Saturday, May 14, 2011

Devastating Technologies

Yesterday and today, Blogger went down for hours. This is a reminder to us all that you get what you pay for. In the case of free cloud-based services, that is sometimes exactly... nothing. Don't forget, you are not Google's customer: their advertisers are. Ditto Facebook. Ditto Twitter. How often is Twitter over capacity? How often does Facebook leak your personal data? They owe you nothing. I've talked about issues with digital data before. However, while the amateur historian, computing professional, and worrywart in me concerns myself with the problem of losing data that is either not in your control, is in proprietary formats, or is simply on easily ruined media, everything else in me loves the ability to just post my thoughts to the world, and to access massive amounts of knowledge and thought from my desk, and in just the past few years, my smartphone.

In many ways, aside from its flaws, the Information Revolution has been one of the most exciting things humanity has ever seen. However, as I explored in one of those earlier links, it also has created generations of people who can't live without new technologies, and perhaps worse, can't live with them. Mankind has a history of technological changes that have completely upset the way the world works and often take ages to adjust to. This is just the latest of many, and contrary to what people seem to think, I'm optimistic we'll adjust.

Take the crossbow: the Medieval knight and his expensive custom armor and extensive training all of a sudden could be taken out by a peasant with a simple, easy to produce weapon. The Pope was asked to ban the thing to keep the status quo. It didn't happen, and the world adjusted. Not long afterwards, gunpowder revolutionized warfare, making walled cities obsolete and finally making traditional armor obsolete. Entire battle tactics that had been used since the Classical Era became obsolete.
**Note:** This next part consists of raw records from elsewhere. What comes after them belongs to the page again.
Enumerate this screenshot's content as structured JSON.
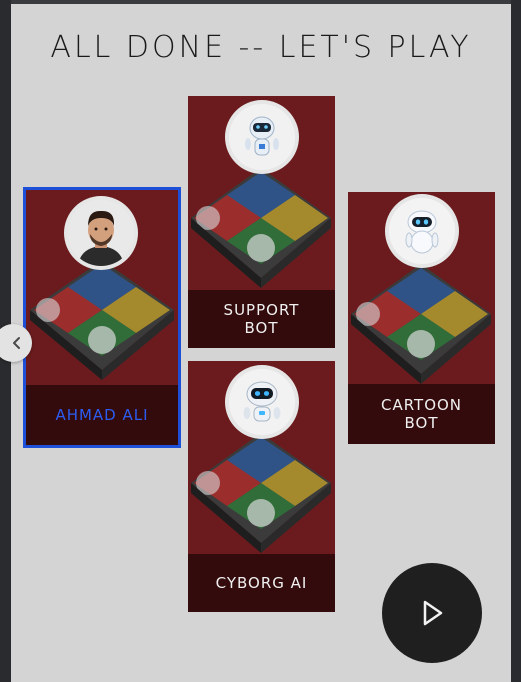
{
  "title": "ALL DONE -- LET'S PLAY",
  "players": [
    {
      "name": "AHMAD ALI",
      "avatar": "man-avatar-icon",
      "selected": true
    },
    {
      "name": "SUPPORT BOT",
      "avatar": "support-robot-icon",
      "selected": false
    },
    {
      "name": "CARTOON BOT",
      "avatar": "cartoon-robot-icon",
      "selected": false
    },
    {
      "name": "CYBORG AI",
      "avatar": "cyborg-robot-icon",
      "selected": false
    }
  ],
  "controls": {
    "prev_icon": "chevron-left-icon",
    "play_icon": "play-icon"
  },
  "colors": {
    "card_bg": "#6e1a1c",
    "selected_border": "#1d4fd8",
    "selected_text": "#2b5cf0",
    "play_bg": "#1f1f1f"
  }
}
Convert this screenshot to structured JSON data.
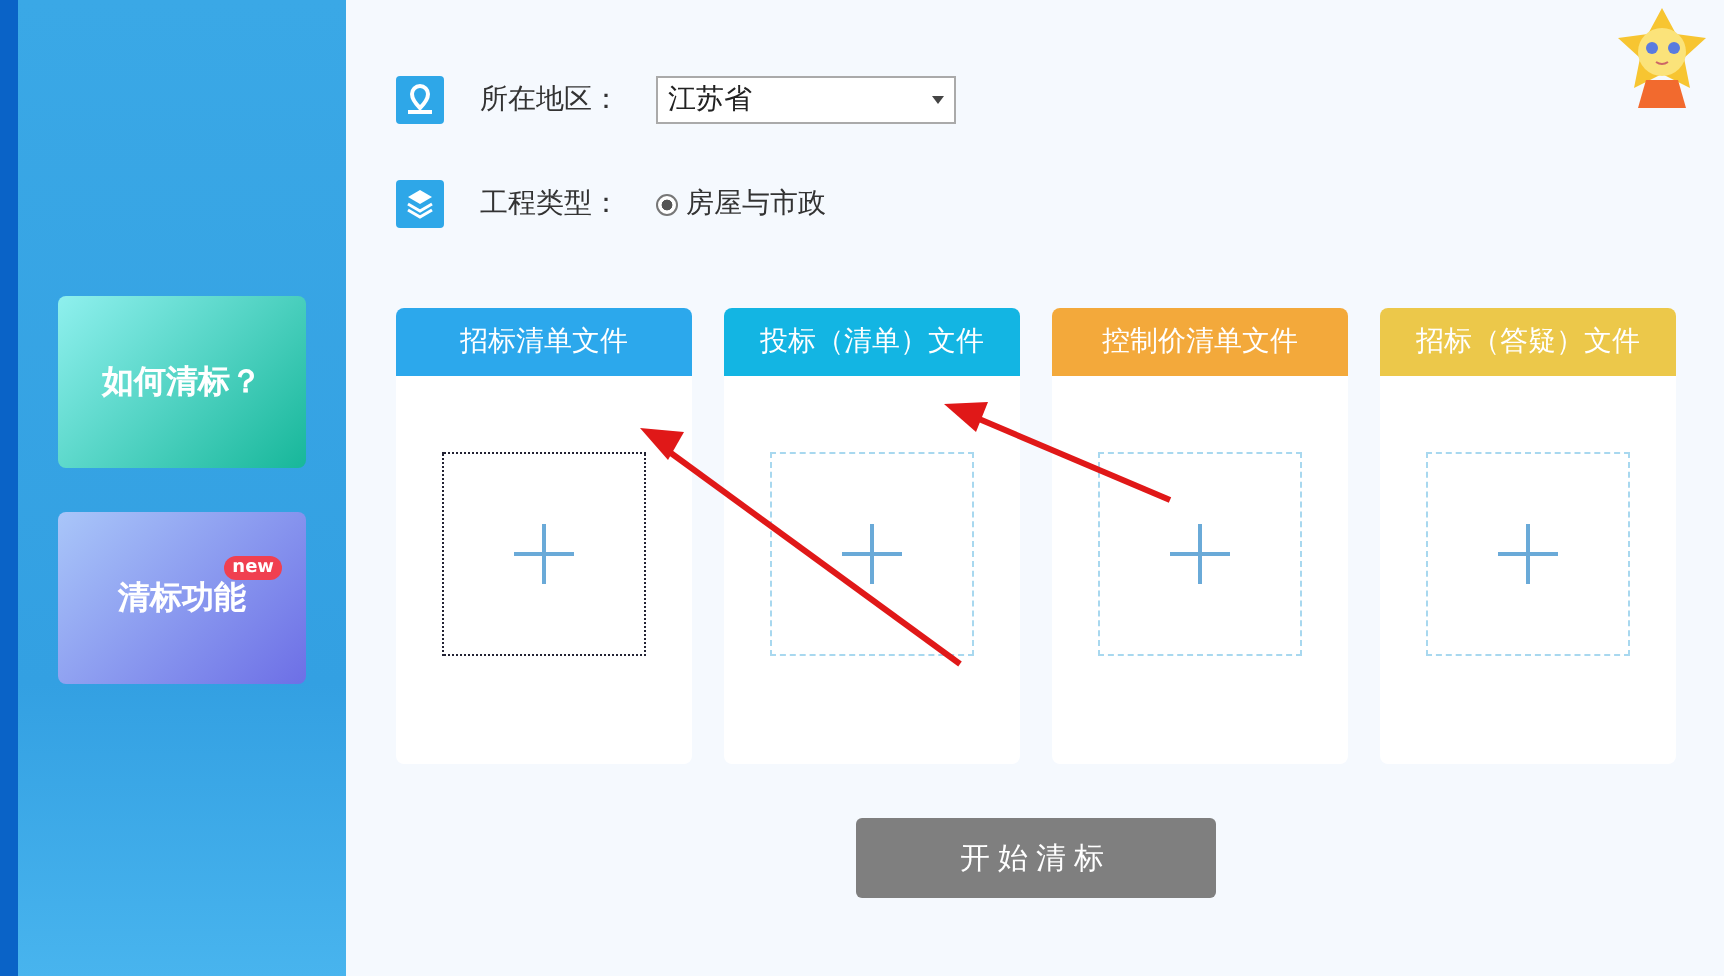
{
  "sidebar": {
    "items": [
      {
        "label": "如何清标？",
        "kind": "green"
      },
      {
        "label": "清标功能",
        "kind": "purple",
        "badge": "new"
      }
    ]
  },
  "form": {
    "region": {
      "label": "所在地区：",
      "value": "江苏省"
    },
    "project_type": {
      "label": "工程类型：",
      "options": [
        {
          "label": "房屋与市政",
          "selected": true
        }
      ]
    }
  },
  "file_cards": [
    {
      "title": "招标清单文件",
      "color": "#2ca8ec",
      "focused": true
    },
    {
      "title": "投标（清单）文件",
      "color": "#13b5e3",
      "focused": false
    },
    {
      "title": "控制价清单文件",
      "color": "#f3a93b",
      "focused": false
    },
    {
      "title": "招标（答疑）文件",
      "color": "#ecc84a",
      "focused": false
    }
  ],
  "start_button": {
    "label": "开始清标"
  }
}
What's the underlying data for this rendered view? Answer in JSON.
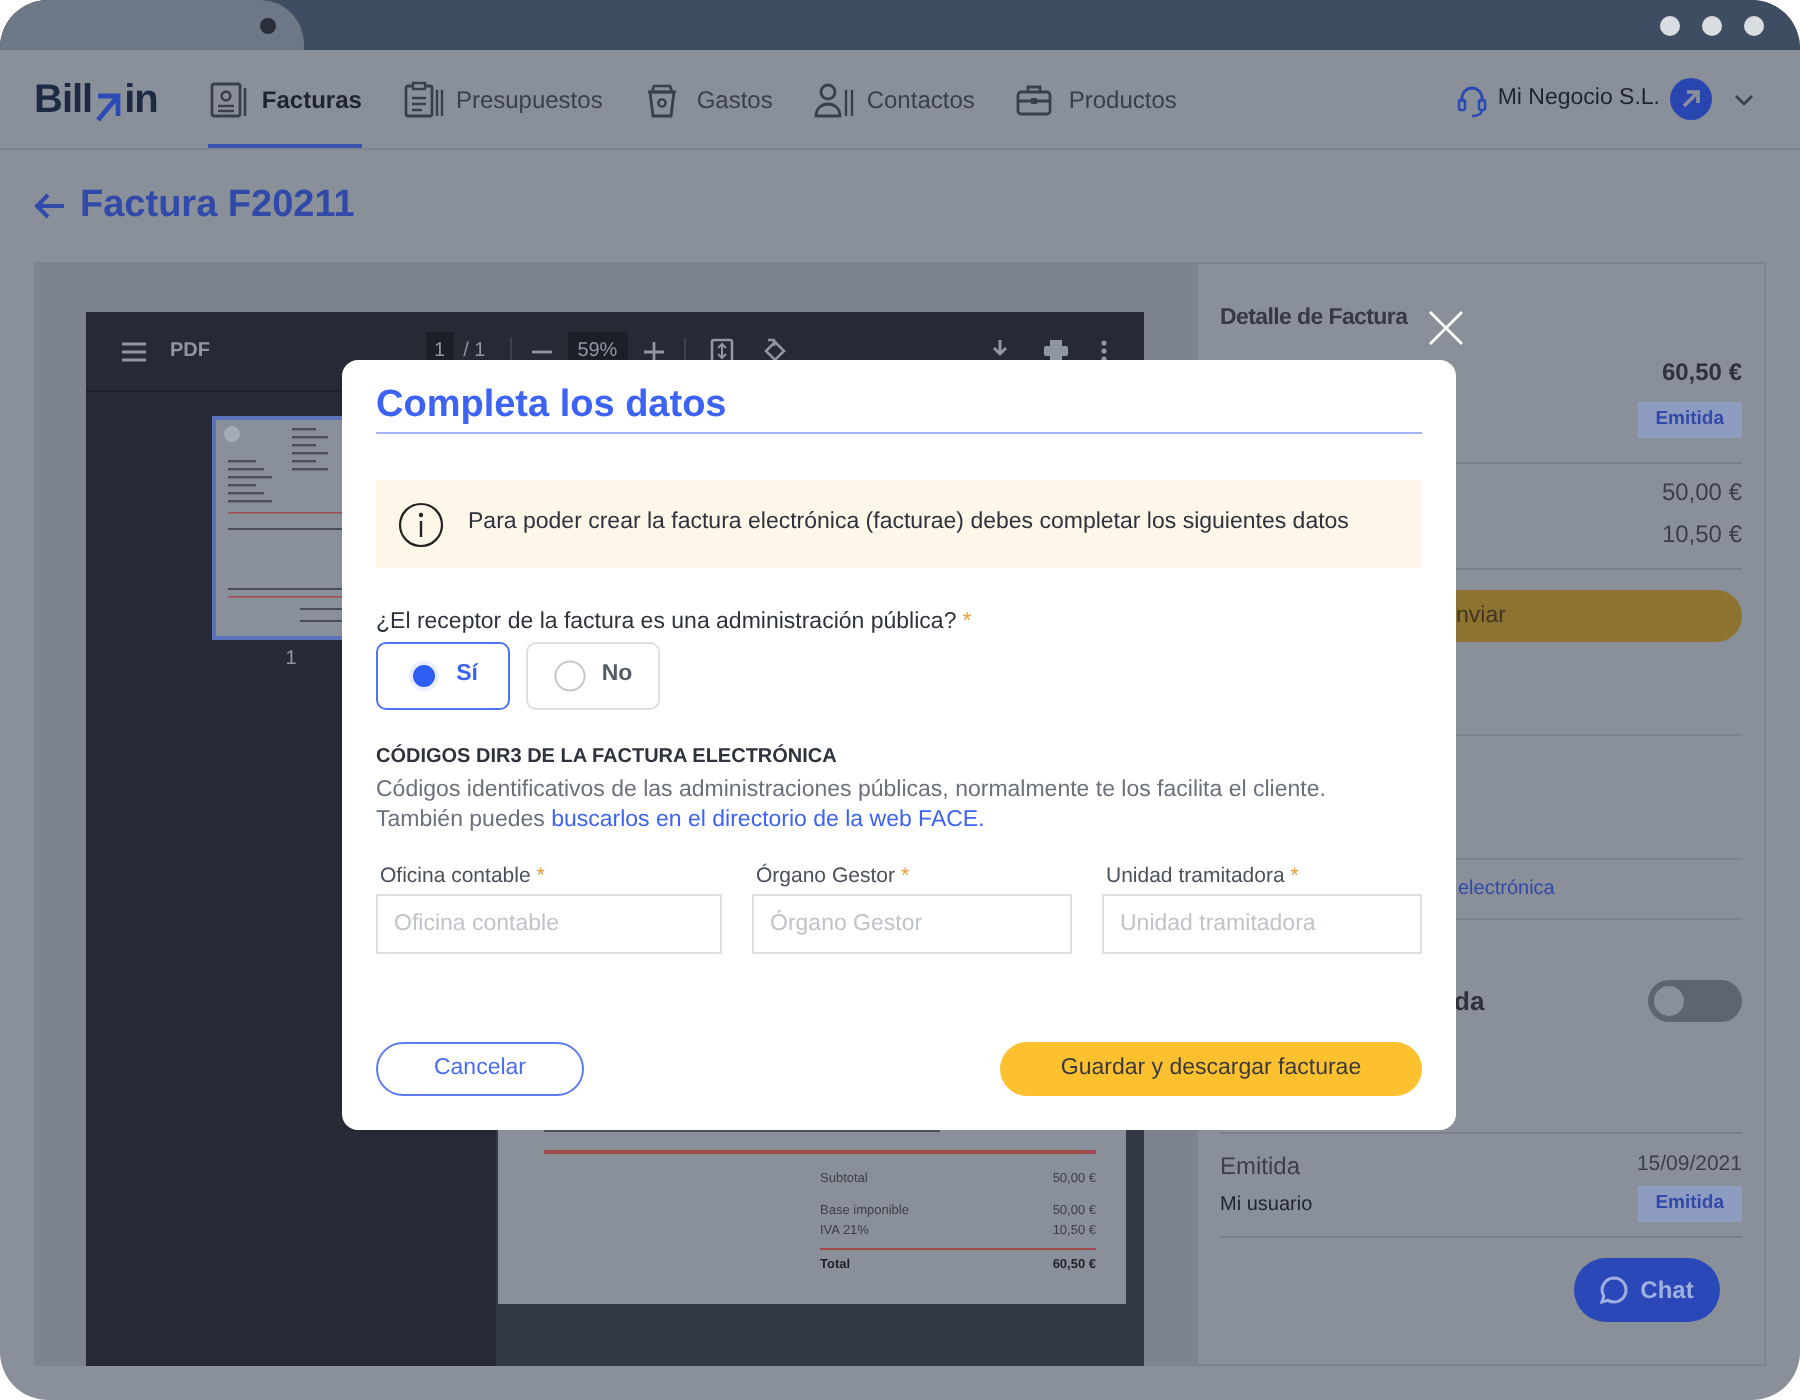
{
  "logo": {
    "text_before": "Bill",
    "text_after": "in"
  },
  "nav": [
    {
      "label": "Facturas",
      "selected": true
    },
    {
      "label": "Presupuestos",
      "selected": false
    },
    {
      "label": "Gastos",
      "selected": false
    },
    {
      "label": "Contactos",
      "selected": false
    },
    {
      "label": "Productos",
      "selected": false
    }
  ],
  "account": {
    "name": "Mi Negocio S.L."
  },
  "page": {
    "title": "Factura F20211"
  },
  "pdf_viewer": {
    "title": "PDF",
    "page": "1",
    "page_total": "/ 1",
    "zoom": "59%",
    "thumbnail_label": "1",
    "rows": [
      {
        "kind": "plain",
        "label": "Subtotal",
        "value": "50,00 €"
      },
      {
        "kind": "plain",
        "label": "Base imponible",
        "value": "50,00 €"
      },
      {
        "kind": "plain",
        "label": "IVA 21%",
        "value": "10,50 €"
      },
      {
        "kind": "total",
        "label": "Total",
        "value": "60,50 €"
      }
    ]
  },
  "detail": {
    "title": "Detalle de Factura",
    "total": "60,50 €",
    "status_badge": "Emitida",
    "base": "50,00 €",
    "tax": "10,50 €",
    "send_button_fragment": "nviar",
    "link_fragment": "electrónica",
    "toggle_label_fragment": "da",
    "toggle": {
      "on": false
    },
    "history": [
      {
        "status": "Emitida",
        "date": "15/09/2021",
        "user": "Mi usuario",
        "badge": "Emitida"
      }
    ]
  },
  "modal": {
    "title": "Completa los datos",
    "notice": "Para poder crear la factura electrónica (facturae) debes completar los siguientes datos",
    "question": "¿El receptor de la factura es una administración pública?",
    "question_required_mark": "*",
    "options": [
      {
        "label": "Sí",
        "selected": true
      },
      {
        "label": "No",
        "selected": false
      }
    ],
    "section_heading": "CÓDIGOS DIR3 DE LA FACTURA ELECTRÓNICA",
    "description": "Códigos identificativos de las administraciones públicas, normalmente te los facilita el cliente.",
    "hint": "También puedes",
    "hint_link": "buscarlos en el directorio de la web FACE.",
    "fields": [
      {
        "label": "Oficina contable",
        "required_mark": "*",
        "placeholder": "Oficina contable"
      },
      {
        "label": "Órgano Gestor",
        "required_mark": "*",
        "placeholder": "Órgano Gestor"
      },
      {
        "label": "Unidad tramitadora",
        "required_mark": "*",
        "placeholder": "Unidad tramitadora"
      }
    ],
    "cancel_button": "Cancelar",
    "submit_button": "Guardar y descargar facturae"
  },
  "chat": {
    "label": "Chat"
  }
}
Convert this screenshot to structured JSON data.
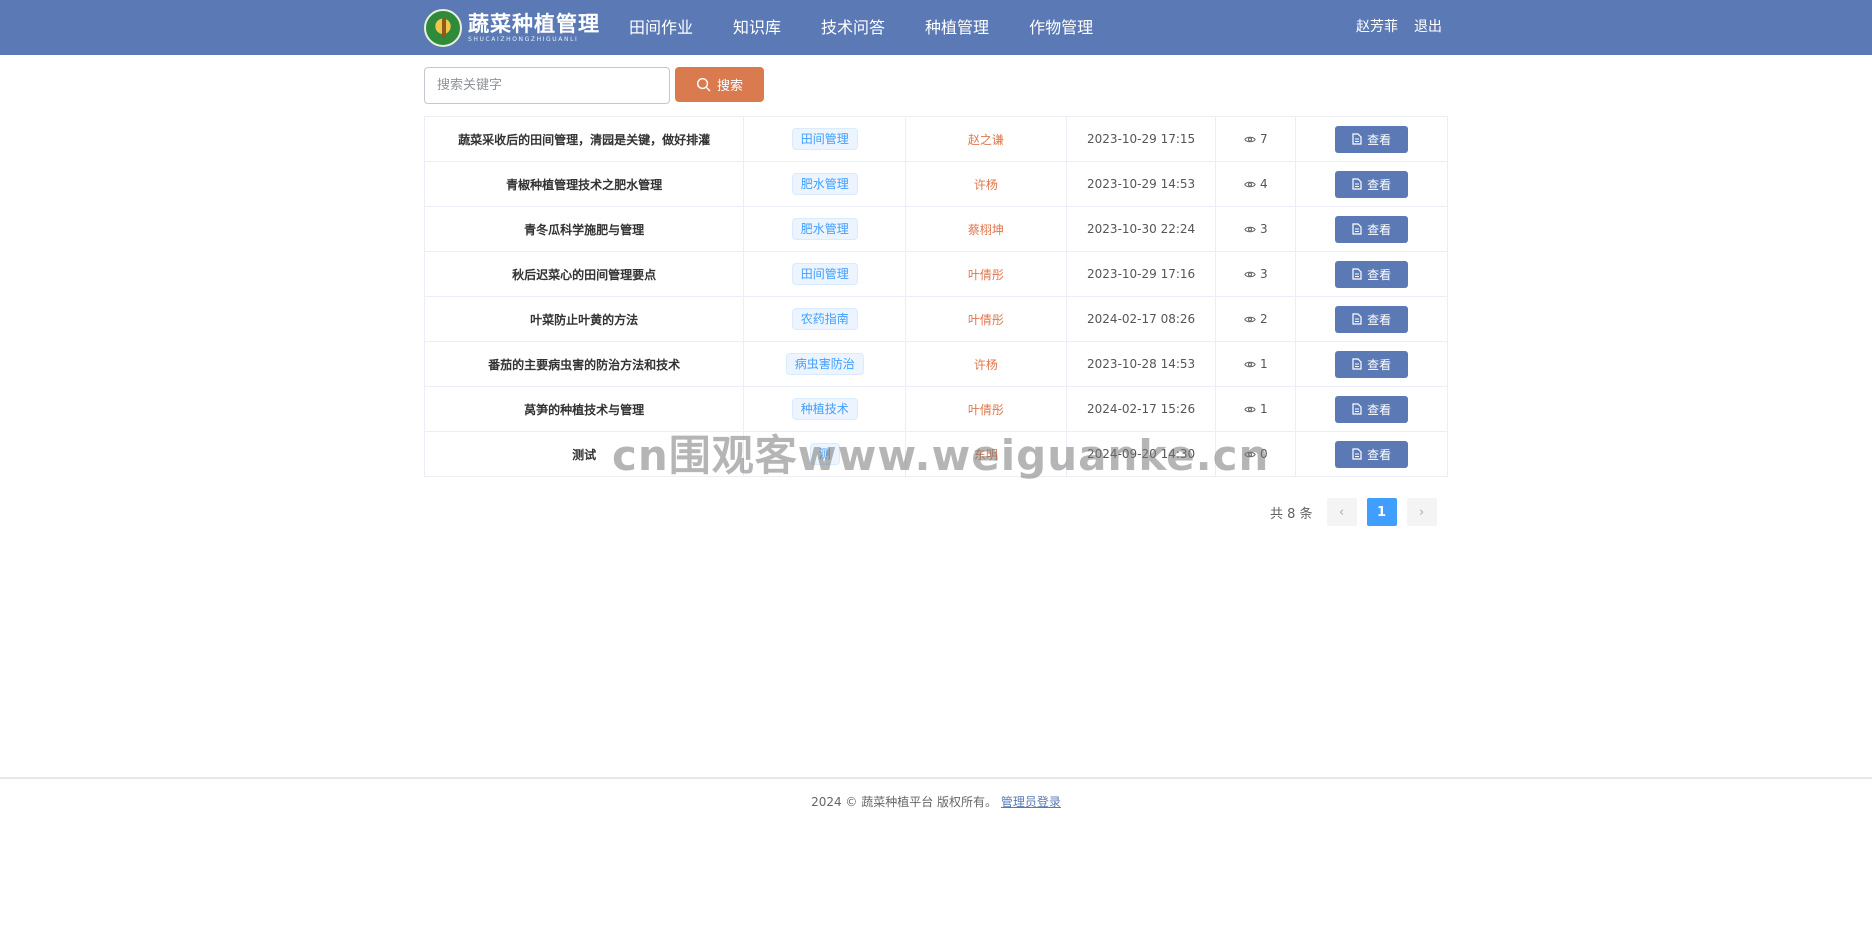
{
  "header": {
    "logo_title": "蔬菜种植管理",
    "logo_subtitle": "SHUCAIZHONGZHIGUANLI",
    "nav": [
      "田间作业",
      "知识库",
      "技术问答",
      "种植管理",
      "作物管理"
    ],
    "user": "赵芳菲",
    "logout": "退出"
  },
  "search": {
    "placeholder": "搜索关键字",
    "button_label": "搜索"
  },
  "table": {
    "rows": [
      {
        "title": "蔬菜采收后的田间管理，清园是关键，做好排灌",
        "tag": "田间管理",
        "author": "赵之谦",
        "date": "2023-10-29 17:15",
        "views": "7",
        "action": "查看"
      },
      {
        "title": "青椒种植管理技术之肥水管理",
        "tag": "肥水管理",
        "author": "许杨",
        "date": "2023-10-29 14:53",
        "views": "4",
        "action": "查看"
      },
      {
        "title": "青冬瓜科学施肥与管理",
        "tag": "肥水管理",
        "author": "蔡栩坤",
        "date": "2023-10-30 22:24",
        "views": "3",
        "action": "查看"
      },
      {
        "title": "秋后迟菜心的田间管理要点",
        "tag": "田间管理",
        "author": "叶倩彤",
        "date": "2023-10-29 17:16",
        "views": "3",
        "action": "查看"
      },
      {
        "title": "叶菜防止叶黄的方法",
        "tag": "农药指南",
        "author": "叶倩彤",
        "date": "2024-02-17 08:26",
        "views": "2",
        "action": "查看"
      },
      {
        "title": "番茄的主要病虫害的防治方法和技术",
        "tag": "病虫害防治",
        "author": "许杨",
        "date": "2023-10-28 14:53",
        "views": "1",
        "action": "查看"
      },
      {
        "title": "莴笋的种植技术与管理",
        "tag": "种植技术",
        "author": "叶倩彤",
        "date": "2024-02-17 15:26",
        "views": "1",
        "action": "查看"
      },
      {
        "title": "测试",
        "tag": "测",
        "author": "东明",
        "date": "2024-09-20 14:30",
        "views": "0",
        "action": "查看"
      }
    ]
  },
  "pagination": {
    "total_text": "共 8 条",
    "current_page": "1",
    "prev": "‹",
    "next": "›"
  },
  "footer": {
    "text": "2024 © 蔬菜种植平台 版权所有。",
    "admin_link": "管理员登录"
  },
  "watermark": "cn围观客www.weiguanke.cn",
  "colors": {
    "navbar": "#5b7ab5",
    "search_button": "#d97a4f",
    "author_text": "#e0764b",
    "tag_text": "#409eff",
    "pager_active": "#409eff"
  },
  "icons": {
    "search_button": "search-icon",
    "views": "eye-icon",
    "view_button": "document-icon"
  }
}
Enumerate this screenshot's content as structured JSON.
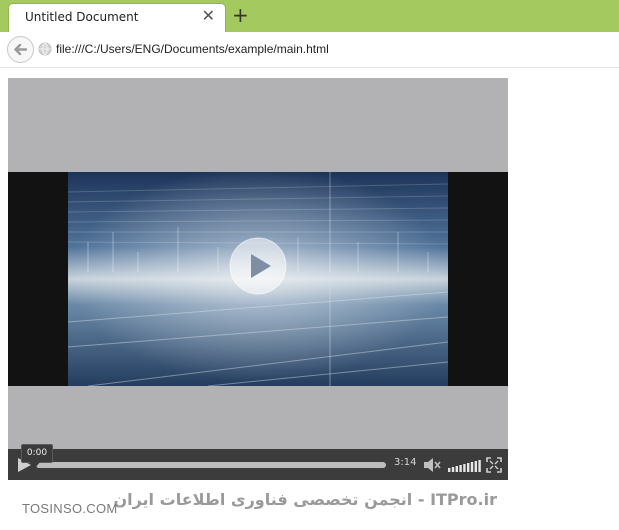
{
  "browser": {
    "tab_title": "Untitled Document",
    "tab_close_glyph": "✕",
    "new_tab_glyph": "+",
    "address": "file:///C:/Users/ENG/Documents/example/main.html",
    "accent_color": "#a3c95f"
  },
  "player": {
    "current_time": "0:00",
    "duration": "3:14",
    "progress": 0,
    "volume": 1.0,
    "icons": [
      "play-icon",
      "volume-icon",
      "fullscreen-icon",
      "big-play-icon"
    ]
  },
  "watermark": {
    "latin": "TOSINSO.COM",
    "rtl": "ITPro.ir - انجمن تخصصی فناوری اطلاعات ایران"
  }
}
After centuries of being a bastion of civilization, Constantinople fell to Turkish cannon and guns helped end feudalism, and the world was never the same...and we adjusted for the better.

The printing press was a great communication tool, often considered one of the most important inventions of all time, but it was blamed for many things, including the death of many traditional memory techniques and travelling storytellers. The Industrial Revolution changed a rural world into an urbanized one. It took years of poor working and living conditions for that to settle down, and it left the world far wealthier and educated than ever before. In some countries, this process continues into today. Mechanized warfare in World War I turned the fields of Europe into disease-filled trenches as defensive weaponry grossly outpaced offensive weaponry, and continuing a disastrous trend first seen in the American Civil War, injuries and sanitation issues outpaced medicine. Finally, further advances in mechanization lead to the battle tank, the stalemates ended, and the very injuries lead to much improved medicine, and the world improved.

More recently, the locomotive, the automobile, and the airplane allowed ordinary people to travel great distances with ease. It was truly a great democratiser, but it was not without downsides. After years of urban shakeup caused as a side-effect of mass motoring, we are learning to live with the car and not for the car. The Age of Speed is winding down. My parents' generation often got from A to B faster than I can. I've never seen anybody go to the moon, and without a renewed interest in space, soon we may never see humans leave Earth's gravity. But, they couldn't talk to people on the other side of the world for virtually nothing like I can.

And now, the Information Age. Cell phones have empowered people in the Third World in ways that Americans can't fully appreciate. We have the whole world's knowledge at our fingertips. Despots struggle to control ideas in a connected world. Conversely, these changes have allowed Americans to be rude, unfocused, self-important, and has taken away our ability to plan. Much about the computer age has taken away our ability to be patient and enjoy simple things. As Arcade Fire put it, "I used to sleep at night, before the flashing light settled deep in my brain ... we used to wait for letters to arrive. Though stranger still, how something so small can keep you alive". We all know exactly what they're talking about.

So, point being...give it another 20 years or so. This shakeup will all come to pass. Changes in information technology will slow, and some other "can't live with it, can't live without it" technology will take its place. What will it be? Androids? Virtual immortality? Virtual reality? Whatever it will, most likely, it won't destroy us, but enrich us...once it redefines normalcy.